Villambistia bis Atapuerca (CF19)

[Die Seite ist Teil des Berichts über meinen Camino Francés 2015.]

Die Nacht wurde so, wie man es bei kleinem Raum mit gut 20-30 Schläfern erwarten kann: neben mir (leider nicht nur örtlich zu verstehen) schnarchten mehrere Leute sehr laut. Hinzu kam, daß ich an die tote Bettwanze dachte und nicht wußte, ob hier heute nacht welche aktiv sein würden. Ich war zur Sicherheit auf ein Stockbett mitten im Raum, oberes Bett, umgezogen, aber das sollte später in Barbadelo auch kein Schutz sein: die Bettwanzen lassen sich zielgenau von der Decke auf die Schläfer fallen…
Ab 5 Uhr mußte ständig jemand auf die Toilette, ab 6 wurde gepackt.
Frühstück nach dem Motto „da ist eine Bohne ins Wasser gefallen“ gab es eher auf dem Flur und im Stehen, soll heißen, ich trank schnell etwas, packte mir etwas zum Essen ein und verzog mich mit meinem ganzen Kram nach draußen auf eine Bank neben dem Brunnen, wo ich mich im Schein der Laterne sortierte, die Schuhe anzog und wieder durch den schlafenden Ort zur Streckenführung des Jakobsweges zurückging.

Auf dem Weg nach Villafranca Montes de Oca kam ich an den Ruinen des Klosters San Félix de Oca aus dem 6.-8. Jahrhundert vorbei, die nur aus einem rechteckigen (Rest-) Turm bestehen. Manchmal ging es mir so, wenn ich an so vielen geschichtsträchtigen Orten vorbeikam und deren spezifische Stimmung in mich aufnehmen wollte, daß es schlichtweg zuviel wurde und ich einfach vor den Überresten stand und dachte: ein paar alte Steine, nun ja… Vielleicht war ich heute auch nicht in „historischer Stimmung“, denn ich freute mich auf den langen, dem Vernehmen nach atemberaubend schönen Weg über den Höhenzug hinter Villafranca und bis nach San Juan de Ortega.
In Villafranca erwachte gerade das Leben: einige Pilger frühstückten an so einer Art Truck-Stop, wieder andere kamen aus „herrschaftlichen“ Gästehäusern und luden ihr Gepäck in Taxis, während die leichten Tagesrucksäcke lässig an den Zaun gelehnt wurden. Es ging nun steil empor durch Eichenwald, immer wieder mit herrlichen Weitblicken über das Hügelland ringsherum. Diese „Gänseberge“ sind der nordwestliche Ausläufer der Sierra de la Demanda, quasi zwischen Villafranca und mein Ziel von übermorgen, Burgos, geschoben. Einmal auf der Höhe (immerhin bei ca. 1100m), geht es auf geraden, oft recht breiten Kieswegen weiter – ein wirklich landschaftlich herausragendes Stück des Jakobsweges.

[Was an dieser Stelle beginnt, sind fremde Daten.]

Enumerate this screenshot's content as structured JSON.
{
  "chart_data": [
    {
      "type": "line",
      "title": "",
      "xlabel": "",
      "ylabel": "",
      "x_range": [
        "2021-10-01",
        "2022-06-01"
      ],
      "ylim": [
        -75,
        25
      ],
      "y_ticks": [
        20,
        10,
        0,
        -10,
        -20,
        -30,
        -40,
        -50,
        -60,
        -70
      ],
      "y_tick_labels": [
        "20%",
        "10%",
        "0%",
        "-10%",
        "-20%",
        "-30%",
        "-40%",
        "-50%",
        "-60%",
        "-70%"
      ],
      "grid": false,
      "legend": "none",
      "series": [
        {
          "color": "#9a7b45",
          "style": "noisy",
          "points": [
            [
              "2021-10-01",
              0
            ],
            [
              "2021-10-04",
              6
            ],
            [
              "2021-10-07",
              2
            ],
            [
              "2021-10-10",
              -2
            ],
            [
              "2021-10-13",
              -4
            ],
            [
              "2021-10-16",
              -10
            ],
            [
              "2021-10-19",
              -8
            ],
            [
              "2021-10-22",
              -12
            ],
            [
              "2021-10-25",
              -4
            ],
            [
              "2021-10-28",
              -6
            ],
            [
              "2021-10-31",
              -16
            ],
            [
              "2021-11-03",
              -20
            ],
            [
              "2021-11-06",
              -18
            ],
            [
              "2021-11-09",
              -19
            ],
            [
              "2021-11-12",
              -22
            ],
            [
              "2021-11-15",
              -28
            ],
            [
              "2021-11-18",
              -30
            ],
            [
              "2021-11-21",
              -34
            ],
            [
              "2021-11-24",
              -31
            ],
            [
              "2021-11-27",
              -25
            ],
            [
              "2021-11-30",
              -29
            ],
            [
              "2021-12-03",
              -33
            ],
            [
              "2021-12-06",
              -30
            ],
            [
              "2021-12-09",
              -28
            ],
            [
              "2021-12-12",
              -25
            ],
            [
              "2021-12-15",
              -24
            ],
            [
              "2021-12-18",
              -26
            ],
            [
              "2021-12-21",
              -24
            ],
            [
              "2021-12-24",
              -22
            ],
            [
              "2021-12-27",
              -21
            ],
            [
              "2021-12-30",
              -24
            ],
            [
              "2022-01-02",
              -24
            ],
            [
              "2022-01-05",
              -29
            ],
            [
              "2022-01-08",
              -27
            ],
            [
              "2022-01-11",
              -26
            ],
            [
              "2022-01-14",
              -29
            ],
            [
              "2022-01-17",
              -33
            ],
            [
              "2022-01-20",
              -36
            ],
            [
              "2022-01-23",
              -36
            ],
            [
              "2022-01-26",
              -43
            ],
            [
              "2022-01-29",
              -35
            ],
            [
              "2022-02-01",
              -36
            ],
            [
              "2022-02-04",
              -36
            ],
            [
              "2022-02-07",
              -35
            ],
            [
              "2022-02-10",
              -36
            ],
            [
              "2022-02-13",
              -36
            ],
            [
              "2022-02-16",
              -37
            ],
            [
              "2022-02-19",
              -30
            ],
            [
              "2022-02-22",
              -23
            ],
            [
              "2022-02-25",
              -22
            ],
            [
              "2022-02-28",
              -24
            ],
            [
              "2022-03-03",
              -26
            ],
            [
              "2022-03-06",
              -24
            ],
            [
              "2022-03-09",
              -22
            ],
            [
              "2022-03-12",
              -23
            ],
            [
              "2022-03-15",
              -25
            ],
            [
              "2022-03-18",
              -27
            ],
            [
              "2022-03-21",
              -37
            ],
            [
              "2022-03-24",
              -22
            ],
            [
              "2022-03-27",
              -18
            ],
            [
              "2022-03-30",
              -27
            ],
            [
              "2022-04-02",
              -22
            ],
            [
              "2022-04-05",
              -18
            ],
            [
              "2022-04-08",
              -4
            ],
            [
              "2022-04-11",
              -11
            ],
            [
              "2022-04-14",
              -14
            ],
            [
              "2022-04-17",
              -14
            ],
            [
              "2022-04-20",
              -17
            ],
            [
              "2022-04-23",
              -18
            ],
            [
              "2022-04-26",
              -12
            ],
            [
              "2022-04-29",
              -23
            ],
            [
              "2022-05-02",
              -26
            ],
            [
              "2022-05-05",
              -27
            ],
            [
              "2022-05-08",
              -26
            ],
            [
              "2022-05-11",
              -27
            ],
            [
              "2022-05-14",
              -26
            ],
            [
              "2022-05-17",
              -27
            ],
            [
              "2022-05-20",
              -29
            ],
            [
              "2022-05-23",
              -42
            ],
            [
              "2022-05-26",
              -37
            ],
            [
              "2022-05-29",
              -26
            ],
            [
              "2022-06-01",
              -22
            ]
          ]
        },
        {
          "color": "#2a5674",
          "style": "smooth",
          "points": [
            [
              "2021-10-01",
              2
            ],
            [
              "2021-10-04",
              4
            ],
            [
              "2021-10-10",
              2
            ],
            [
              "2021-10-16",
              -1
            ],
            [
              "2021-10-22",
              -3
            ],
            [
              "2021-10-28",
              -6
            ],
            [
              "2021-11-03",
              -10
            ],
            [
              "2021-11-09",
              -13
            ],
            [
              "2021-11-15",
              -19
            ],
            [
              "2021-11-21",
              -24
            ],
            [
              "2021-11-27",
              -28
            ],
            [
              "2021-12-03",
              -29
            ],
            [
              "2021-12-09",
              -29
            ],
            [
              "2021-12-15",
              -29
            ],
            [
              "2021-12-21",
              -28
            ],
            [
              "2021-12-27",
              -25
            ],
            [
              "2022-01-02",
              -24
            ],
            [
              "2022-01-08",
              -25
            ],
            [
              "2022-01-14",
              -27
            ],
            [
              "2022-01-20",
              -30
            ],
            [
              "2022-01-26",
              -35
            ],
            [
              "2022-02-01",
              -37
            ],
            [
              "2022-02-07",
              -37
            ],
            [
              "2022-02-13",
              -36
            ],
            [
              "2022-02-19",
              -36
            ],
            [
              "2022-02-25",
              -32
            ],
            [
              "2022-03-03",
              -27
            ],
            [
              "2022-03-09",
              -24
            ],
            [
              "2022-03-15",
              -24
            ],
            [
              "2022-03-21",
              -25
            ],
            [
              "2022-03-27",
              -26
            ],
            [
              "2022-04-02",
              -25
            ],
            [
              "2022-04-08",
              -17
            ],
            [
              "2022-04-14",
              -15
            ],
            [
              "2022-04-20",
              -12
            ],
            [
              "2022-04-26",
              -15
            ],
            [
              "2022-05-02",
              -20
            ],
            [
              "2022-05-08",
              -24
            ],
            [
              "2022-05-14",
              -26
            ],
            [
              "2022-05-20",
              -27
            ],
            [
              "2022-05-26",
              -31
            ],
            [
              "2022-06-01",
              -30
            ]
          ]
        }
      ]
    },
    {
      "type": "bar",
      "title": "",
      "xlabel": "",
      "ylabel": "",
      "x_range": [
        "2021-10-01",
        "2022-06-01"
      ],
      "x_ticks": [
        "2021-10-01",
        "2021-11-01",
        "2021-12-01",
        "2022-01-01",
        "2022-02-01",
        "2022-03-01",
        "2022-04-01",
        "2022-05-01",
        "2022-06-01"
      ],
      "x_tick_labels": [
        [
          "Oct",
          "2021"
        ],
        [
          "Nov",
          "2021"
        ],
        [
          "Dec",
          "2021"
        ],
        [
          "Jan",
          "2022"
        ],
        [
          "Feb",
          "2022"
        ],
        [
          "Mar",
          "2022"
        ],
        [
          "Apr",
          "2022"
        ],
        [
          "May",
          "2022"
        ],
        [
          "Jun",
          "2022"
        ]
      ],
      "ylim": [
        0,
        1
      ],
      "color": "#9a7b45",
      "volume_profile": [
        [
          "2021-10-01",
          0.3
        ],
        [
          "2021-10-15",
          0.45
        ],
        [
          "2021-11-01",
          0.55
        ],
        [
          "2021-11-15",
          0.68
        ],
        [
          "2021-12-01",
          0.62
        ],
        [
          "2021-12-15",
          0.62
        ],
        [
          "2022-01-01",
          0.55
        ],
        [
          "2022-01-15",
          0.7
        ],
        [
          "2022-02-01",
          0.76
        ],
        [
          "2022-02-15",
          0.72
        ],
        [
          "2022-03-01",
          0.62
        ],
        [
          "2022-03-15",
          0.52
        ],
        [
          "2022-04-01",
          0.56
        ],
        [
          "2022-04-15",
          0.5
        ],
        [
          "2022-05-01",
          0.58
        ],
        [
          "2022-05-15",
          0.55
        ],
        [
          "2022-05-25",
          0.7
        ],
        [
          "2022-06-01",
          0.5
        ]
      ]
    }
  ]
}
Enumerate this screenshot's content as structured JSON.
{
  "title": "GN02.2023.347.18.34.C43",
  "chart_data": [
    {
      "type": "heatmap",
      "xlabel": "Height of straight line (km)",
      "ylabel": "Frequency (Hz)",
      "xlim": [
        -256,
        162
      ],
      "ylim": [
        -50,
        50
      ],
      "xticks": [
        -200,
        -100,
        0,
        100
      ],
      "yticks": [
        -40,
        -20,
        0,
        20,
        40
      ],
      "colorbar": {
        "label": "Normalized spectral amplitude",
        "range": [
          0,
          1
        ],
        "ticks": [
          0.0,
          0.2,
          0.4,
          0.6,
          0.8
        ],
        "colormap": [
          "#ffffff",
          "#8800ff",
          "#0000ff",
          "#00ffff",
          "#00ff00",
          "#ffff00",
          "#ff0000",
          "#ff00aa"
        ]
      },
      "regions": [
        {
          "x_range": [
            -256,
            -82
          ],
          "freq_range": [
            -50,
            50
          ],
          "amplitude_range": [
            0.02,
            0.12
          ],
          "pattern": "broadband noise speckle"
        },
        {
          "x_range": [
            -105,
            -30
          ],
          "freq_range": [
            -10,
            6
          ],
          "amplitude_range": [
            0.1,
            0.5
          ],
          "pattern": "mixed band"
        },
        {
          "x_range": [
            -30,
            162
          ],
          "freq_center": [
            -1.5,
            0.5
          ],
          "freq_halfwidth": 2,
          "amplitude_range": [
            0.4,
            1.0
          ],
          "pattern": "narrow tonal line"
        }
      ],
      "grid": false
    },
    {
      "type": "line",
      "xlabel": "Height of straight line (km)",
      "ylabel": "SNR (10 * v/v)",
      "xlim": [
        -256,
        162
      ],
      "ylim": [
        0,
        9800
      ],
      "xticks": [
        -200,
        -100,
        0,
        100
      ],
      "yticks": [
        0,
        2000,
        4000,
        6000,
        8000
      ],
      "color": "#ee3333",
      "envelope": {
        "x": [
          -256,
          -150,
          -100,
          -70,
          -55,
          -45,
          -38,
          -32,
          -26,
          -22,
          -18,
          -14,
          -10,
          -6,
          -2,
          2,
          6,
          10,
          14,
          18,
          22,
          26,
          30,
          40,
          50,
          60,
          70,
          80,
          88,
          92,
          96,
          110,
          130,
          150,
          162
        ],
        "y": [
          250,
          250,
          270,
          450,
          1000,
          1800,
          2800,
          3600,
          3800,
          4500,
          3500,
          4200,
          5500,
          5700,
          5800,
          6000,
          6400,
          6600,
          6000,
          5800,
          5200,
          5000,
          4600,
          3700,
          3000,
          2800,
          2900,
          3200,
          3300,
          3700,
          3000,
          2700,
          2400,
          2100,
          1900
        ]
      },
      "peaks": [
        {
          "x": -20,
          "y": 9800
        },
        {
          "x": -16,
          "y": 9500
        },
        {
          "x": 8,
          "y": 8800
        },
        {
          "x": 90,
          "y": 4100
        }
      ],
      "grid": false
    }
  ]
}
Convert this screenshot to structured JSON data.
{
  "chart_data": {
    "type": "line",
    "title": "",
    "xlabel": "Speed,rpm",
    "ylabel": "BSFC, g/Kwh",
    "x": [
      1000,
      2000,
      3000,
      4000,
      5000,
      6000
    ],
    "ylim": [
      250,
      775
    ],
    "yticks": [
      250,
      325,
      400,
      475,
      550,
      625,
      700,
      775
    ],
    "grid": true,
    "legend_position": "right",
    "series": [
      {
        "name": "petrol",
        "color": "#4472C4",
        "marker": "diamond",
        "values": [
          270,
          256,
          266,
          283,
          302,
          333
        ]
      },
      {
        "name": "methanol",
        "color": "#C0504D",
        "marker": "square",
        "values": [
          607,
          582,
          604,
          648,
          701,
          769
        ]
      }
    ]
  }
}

Weniger schön, historisch und menschlich gesehen, ist das Monumento de los Caídos, das an gut 300 erschossene Widerstandskämpfer gegen General Franco erinnert. Eine schon recht alte Tafel mahnt: Unnütz war nicht ihr Tod, unnütz war ihre Erschießung.
Ich hatte zwei Dinge in meinem Rucksack, die definitiv in Spanien zurückbleiben würden: einen kleinen Schieferstein für das Cruz de Ferro auf einem späteren Wegabschnitt und einen kleinen Talisman in Form eines Engels, den mir die Nachbarn zu Hause als Glücksbringer geschenkt hatten. An diesem Denkmal, so fand ich, war der richtige Platz, um den kleinen Engel zurückzulassen.

Da auf diesem Höhenzug gerade die Radpilger in Hochstimmung (und -geschwindigkeit) waren, ein paar Worte zu alternativen Formen des Pilgerns. Man kann auch mit dem Rad fahren, was wohl gerade bei Spaniern und Italienern beliebt ist. Meine Erfahrungen mit Radpilgern sind sehr unterschiedlich. Fakt ist, die meisten haben entweder keine Klingel oder benutzen sie nicht. Während die Fußpilger sich in den ersten Tagen nach Roncesvalles noch ein enthusiastisches „Buen Camino!“ zurufen, wann immer ein (vermeintlich) Gleichgesinnter in der Nähe ist, ebbt dieses Grüßen auf die Länge des Caminos gesehen ab. Später grüßt man einfach nur mit Hola oder Hi. Nur die Radpilger sind da eine Ausnahme, die ihre fehlende Klingel durch laute „Buen Camino“ (im Sinne von „Weg da!“) Rufe wettmachen. Wenn sie denn rufen… Mir kamen beim Aufstieg nach Foncebadón (vermutlich lokale) Mountainbiker entgegen, die einen schmalen Pfad herabrasten, auf dem Pilger mühselig aufstiegen. Solch eine Taktlosigkeit war jedoch selten.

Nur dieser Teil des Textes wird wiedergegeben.